CRITIQUE - Ce roman nous plonge dans la vie nomade d'une mélancolique fratrie, soudée.

«Nous déménagions toujours pendant la saison froide, comme les baleines.» On entre dans Villa Royale par cette phrase frappante d'ingénuité ; la curieuse pensée d'un enfant qui, pour expliquer la tragédie, convoque une image, celle de ces géants marins qui migrent chaque année pour survivre. Survivre? Pas seulement pour la famille Gauthier. Il y a aussi, depuis la mort de l'époux et du père, un besoin de fuir. Voilà le lecteur embarqué dans la vie nomade de trois enfants et de leur mère, une grande dame au regard souverain, qui les aime follement.

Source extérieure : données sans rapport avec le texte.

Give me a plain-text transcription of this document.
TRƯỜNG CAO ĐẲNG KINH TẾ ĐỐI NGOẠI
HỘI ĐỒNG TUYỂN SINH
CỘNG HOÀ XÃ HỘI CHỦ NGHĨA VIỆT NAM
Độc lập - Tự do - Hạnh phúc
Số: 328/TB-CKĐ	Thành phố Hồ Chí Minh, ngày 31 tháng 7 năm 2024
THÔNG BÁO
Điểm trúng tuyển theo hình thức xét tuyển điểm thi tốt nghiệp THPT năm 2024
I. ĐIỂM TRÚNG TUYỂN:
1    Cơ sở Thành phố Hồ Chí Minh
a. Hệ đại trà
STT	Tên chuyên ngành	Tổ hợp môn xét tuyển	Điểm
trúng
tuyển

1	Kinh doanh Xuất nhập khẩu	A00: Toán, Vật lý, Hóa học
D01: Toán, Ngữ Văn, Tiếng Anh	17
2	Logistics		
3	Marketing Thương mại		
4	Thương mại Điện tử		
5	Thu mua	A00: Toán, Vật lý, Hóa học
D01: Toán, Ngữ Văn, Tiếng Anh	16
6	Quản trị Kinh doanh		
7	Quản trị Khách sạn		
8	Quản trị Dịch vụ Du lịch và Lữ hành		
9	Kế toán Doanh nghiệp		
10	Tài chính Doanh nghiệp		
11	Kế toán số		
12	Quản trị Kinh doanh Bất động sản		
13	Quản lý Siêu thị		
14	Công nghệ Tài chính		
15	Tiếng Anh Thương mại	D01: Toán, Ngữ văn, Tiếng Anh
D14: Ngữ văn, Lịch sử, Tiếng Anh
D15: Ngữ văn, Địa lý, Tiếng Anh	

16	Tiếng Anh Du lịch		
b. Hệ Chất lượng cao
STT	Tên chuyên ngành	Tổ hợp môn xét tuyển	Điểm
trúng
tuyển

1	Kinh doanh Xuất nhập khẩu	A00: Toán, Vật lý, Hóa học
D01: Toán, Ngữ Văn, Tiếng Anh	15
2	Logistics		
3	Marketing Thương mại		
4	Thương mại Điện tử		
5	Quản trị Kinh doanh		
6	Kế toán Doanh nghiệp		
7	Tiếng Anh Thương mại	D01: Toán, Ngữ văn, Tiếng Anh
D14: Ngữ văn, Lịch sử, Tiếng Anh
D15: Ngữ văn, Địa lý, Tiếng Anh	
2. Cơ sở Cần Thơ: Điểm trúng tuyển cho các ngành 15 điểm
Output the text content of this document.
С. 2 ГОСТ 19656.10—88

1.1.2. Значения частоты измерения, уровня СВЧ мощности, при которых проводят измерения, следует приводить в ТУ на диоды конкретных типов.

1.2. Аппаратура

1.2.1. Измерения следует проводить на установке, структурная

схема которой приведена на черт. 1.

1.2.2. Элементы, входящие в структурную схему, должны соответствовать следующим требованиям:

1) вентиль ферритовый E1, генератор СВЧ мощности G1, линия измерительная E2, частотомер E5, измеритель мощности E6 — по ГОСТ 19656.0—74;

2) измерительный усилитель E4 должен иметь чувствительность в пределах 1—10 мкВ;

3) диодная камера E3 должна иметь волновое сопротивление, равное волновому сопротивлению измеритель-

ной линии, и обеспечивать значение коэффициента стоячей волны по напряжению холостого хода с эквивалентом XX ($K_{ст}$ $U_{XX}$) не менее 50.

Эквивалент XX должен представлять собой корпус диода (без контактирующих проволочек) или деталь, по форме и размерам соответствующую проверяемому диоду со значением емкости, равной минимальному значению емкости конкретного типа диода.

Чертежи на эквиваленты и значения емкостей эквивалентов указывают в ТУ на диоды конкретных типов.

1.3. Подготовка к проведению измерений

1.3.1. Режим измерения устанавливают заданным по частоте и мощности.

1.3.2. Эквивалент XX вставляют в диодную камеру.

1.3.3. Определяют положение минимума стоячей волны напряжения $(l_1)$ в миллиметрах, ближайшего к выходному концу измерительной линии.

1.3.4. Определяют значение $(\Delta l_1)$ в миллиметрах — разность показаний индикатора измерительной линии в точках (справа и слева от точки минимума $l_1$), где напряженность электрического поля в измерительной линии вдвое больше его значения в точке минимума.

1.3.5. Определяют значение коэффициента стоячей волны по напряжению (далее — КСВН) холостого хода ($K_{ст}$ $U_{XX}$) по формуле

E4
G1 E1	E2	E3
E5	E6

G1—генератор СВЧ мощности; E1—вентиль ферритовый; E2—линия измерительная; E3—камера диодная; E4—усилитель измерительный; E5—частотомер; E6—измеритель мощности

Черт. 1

Tous les quatre sillonnent la France, s'arrêtent un temps, s'installent dans une ville à laquelle ils ne s'attacheront pas et dorment dans une maison qui ne sera jamais vraiment la leur. Leur enfance est une série de départs. Palma, une petite fille espiègle, la résume au souvenir de la voiture et l'«odeur bizarre de chauffage», le ronronnement du moteur, l'autoroute qui défile dans le calme de la nuit. C'est à travers son triste regard que nous découvrons ses deux frères, Charles, le grand, le beau garçon qui mène une bien mystérieuse existence, et Victor, gamin taciturne, parfois colérique et d'une sincérité désarmante. La mélancolique fratrie, soudée, lutte contre la tentation de «glisser vers la zone marécageuse» où repose leur père. «Je répugnais à ce que nous nous y vautrions tous les trois.» Ils ne parlent pas du fantôme, le seul, qui les hante. Palma fait des cauchemars, Victor tombe malade, Charles «fume cigarette sur cigarette devant le Château d'If en insultant les mouettes pour ne pas pleurer». Ensemble, ils marchent vers une «résignation douce».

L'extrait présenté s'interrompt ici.